Prochain chef du Parti conservateur: Martel n’a pas fait son choix

Patricia Rainville
Patricia Rainville
Le Quotidien
Le député de Chicoutimi–Le Fjord, Richard Martel, a reçu des appels des candidats à la chefferie du Parti conservateur du Canada Peter MacKay et Erin O’Toole, qui cherchaient à solliciter un appui de sa part. Le député ignore encore derrière quel candidat il se rangera. « Mon choix n’est pas fait », a affirmé Richard Martel, ajoutant que la maîtrise de la langue française est importante, mais qu’un candidat peut être « connecté » avec les électeurs sans parler à la perfection la langue de Molière.

Le député conservateur était l’invité du Cercle de presse du Saguenay, mercredi matin. Il a abordé différents sujets, notamment le blocus ferroviaire, la réalisation du projet de GNL Québec, les enjeux régionaux et la course à la chefferie de son parti. Questionné à savoir comment il entrevoyait la course, notamment du point de vue des Québécois, Richard Martel a affirmé qu’il se faisait beaucoup interpeller à ce propos par ses électeurs. 

« On me demande surtout qui j’appuie. Mon choix n’est pas fait et il faut laisser la chance aux coureurs », a affirmé le politicien, soulignant toutefois que son choix devrait se porter sur l’un des candidats vedettes, Peter MacKay ou Erin O’Toole. 
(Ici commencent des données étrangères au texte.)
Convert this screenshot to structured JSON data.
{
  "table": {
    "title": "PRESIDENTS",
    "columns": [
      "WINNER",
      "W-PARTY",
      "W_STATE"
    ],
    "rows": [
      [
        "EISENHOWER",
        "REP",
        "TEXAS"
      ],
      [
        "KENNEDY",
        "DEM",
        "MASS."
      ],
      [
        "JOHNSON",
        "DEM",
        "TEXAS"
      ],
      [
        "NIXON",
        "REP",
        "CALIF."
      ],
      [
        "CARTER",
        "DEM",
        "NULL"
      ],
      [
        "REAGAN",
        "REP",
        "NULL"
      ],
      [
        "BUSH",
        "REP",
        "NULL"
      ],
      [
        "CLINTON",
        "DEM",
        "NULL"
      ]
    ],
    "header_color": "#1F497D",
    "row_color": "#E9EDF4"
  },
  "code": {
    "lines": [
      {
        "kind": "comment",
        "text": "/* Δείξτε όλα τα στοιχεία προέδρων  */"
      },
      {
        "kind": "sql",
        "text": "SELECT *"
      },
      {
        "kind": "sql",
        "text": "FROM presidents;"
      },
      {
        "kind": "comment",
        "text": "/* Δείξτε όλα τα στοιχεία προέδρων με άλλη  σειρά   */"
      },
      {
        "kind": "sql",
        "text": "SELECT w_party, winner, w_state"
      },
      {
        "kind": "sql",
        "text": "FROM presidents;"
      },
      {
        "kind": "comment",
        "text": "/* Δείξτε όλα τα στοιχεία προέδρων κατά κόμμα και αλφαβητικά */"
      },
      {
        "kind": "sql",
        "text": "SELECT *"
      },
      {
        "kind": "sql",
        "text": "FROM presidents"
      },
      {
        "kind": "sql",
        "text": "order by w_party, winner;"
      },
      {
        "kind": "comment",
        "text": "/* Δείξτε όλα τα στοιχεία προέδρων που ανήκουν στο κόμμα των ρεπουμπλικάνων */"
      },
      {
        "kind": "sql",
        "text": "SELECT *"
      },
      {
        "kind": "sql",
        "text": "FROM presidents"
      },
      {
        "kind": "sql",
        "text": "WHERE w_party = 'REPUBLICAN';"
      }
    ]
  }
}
Croit-il que les questions épineuses, comme le droit à l’avortement, par exemple, reviendront sur le tapis lors de la course à la chefferie ? Richard Martel a quelque peu évité la question, déclarant que « les sujets sensibles sont toujours délicats ». 

Questionné également à savoir s’il se définissait lui-même comme un conservateur pur et dur ou comme un conservateur progressiste, Richard Martel n’a pas donné de réponse claire. 

« Pour les questions économiques, je suis plus dur. Mais pour les questions sociales, c’est plus délicat. On pourrait en parler longtemps. Les gens peuvent avoir leur point de vue. Tout est dans la façon d’en parler », a affirmé M. Martel.


Une loi pour protéger les chemins de fer

Le député conservateur Richard Martel croit que l’instauration d’une loi protégeant les chemins de fer pourrait prévenir une crise de blocus ferroviaires comme le pays a connu au cours des dernières semaines. Il estime également que le premier ministre du Canada, Justin Trudeau, a énormément manqué de leadership dans ce dossier. 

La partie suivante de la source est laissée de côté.